Après son relâchement, Blaise Bulabula regagne Kinshasa. Dans la capitale, c’est le début d’un autre chapitre.   Les menaces de mort contre sa personne ont continué leur cours et les enlèvements se sont suivis. C’est comme ça qu’il se décide de porter plainte à la police criminelle de Kinshasa, sans succès, selon la même  source. Passant à une vitessesupérieure, il saisit le parquet, sans suite également.C’est alors qu’il va fuir à Matadi, dans la province du Kongo central, pour se trouver un refuge sûr. Mais les menaces n’ont pas cessé.

Il retourne encore à Kinshasa. Cette  fois-là, Jacques Sima, chef coutumier du village Mikingi, frère biologique de la mère de Blaise, Dias Diankudi, directeur général de l’IPS et José Mayele, major de la police nationale congolaise, tous membres de deux familles de Blaise, ainsi que des ressortissants de ces deux villages(Mayoko Sakasaka et Mikingi) vivant à Kinshasa, vont  miser de leur influence pour éliminer Blaise Bulabula physiquement, car disent-ils, des villages sont brûlés, des gens ont perdu la vie dans la province, à cause de lui.

 

Quelques jours après son retour de Matadi, Blaise Bulabula sera victime d’un dossier monté de viol sur une mineure pour le faire subir la rigueur de la justice. Il n’a pas hésité de se présenter au parquet pour prouver son innocence devant la justice. Après l’avoir entendu, le parquet décide de repousser le rendez-vous pour 3 jours, car la prétendue jeune fille violée ne s’est pas présentée. Curieusement, deux jours avant le  prochain rendez-vous au parquet, un avis de recherche de la justice contre Blaise Bulabula circule sur les réseaux sociaux.
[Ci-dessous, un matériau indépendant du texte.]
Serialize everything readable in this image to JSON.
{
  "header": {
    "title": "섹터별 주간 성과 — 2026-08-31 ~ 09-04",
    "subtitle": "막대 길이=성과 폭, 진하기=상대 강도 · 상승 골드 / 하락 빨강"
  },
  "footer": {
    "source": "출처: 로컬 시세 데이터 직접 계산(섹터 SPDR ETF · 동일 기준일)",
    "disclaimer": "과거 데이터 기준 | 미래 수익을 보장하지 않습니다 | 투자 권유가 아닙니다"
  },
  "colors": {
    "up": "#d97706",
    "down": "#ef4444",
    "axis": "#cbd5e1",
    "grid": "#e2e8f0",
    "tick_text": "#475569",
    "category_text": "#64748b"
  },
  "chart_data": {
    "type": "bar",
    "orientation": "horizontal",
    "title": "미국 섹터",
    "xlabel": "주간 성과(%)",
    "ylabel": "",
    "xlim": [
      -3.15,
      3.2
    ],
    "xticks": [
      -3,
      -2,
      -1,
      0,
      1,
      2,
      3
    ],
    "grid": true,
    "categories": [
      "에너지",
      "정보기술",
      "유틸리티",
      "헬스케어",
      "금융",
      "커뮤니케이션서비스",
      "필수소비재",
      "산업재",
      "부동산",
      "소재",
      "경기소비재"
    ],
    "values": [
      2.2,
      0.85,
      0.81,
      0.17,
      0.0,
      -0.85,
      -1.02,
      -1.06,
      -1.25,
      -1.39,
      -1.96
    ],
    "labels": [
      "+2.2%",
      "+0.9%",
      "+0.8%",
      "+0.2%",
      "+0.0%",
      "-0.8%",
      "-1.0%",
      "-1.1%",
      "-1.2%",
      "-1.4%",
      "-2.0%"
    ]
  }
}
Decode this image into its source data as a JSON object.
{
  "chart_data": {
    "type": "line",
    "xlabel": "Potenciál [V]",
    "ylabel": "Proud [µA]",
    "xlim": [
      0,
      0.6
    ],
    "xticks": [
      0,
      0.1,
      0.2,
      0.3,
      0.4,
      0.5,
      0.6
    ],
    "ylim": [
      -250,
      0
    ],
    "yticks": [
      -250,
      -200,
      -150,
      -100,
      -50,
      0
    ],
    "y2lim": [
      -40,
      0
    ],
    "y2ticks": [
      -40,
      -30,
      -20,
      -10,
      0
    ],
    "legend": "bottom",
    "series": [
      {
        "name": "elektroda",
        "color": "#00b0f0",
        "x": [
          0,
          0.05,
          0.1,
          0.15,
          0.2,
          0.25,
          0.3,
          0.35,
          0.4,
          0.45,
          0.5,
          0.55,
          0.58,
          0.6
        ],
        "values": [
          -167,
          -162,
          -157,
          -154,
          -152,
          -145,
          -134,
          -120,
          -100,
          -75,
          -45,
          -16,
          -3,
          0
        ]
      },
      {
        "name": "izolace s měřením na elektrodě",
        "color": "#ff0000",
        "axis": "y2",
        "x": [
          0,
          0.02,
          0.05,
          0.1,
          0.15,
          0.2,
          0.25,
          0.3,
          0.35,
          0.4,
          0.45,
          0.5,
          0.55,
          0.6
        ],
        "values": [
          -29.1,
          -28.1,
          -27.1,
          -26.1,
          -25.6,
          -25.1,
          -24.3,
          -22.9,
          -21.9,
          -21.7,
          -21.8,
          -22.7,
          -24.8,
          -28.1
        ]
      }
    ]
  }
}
Ayant vu cet avis de recherche, Blaise Bulabula se met à dénoncer à la presse: «Dans ce pays, nous n’avons pas de justice. Nous avons des juges corrompus dans notre appareil judiciaire. C’est la justice des riches. Je me suis présenté physiquement le premier jour. Ce juge, ayant reçu un pot-de-vin de la part de Jacques Sima, cherche à me condamner, alors que le procès était renvoyé à 3 jours».

Et d’ajouter : «C’est la deuxième fois. Quand j’avais eu un procès contre la société de Parifoot où je travaillais, le juge avait préféré faire gagner cette entreprise de pari sportif contre un pot-de-vin. C’est vraiment la justice de riches».

Après ces propos, Blaise Bulabula a vu un autre avis de recherche. Cette fois-ci, il est activement recherché pour outrage la justice. Donc, il a deux dossiers maintenant. Mais il est introuvable jusqu’ici. Ses camarades espèrent encore que la justice sera faite.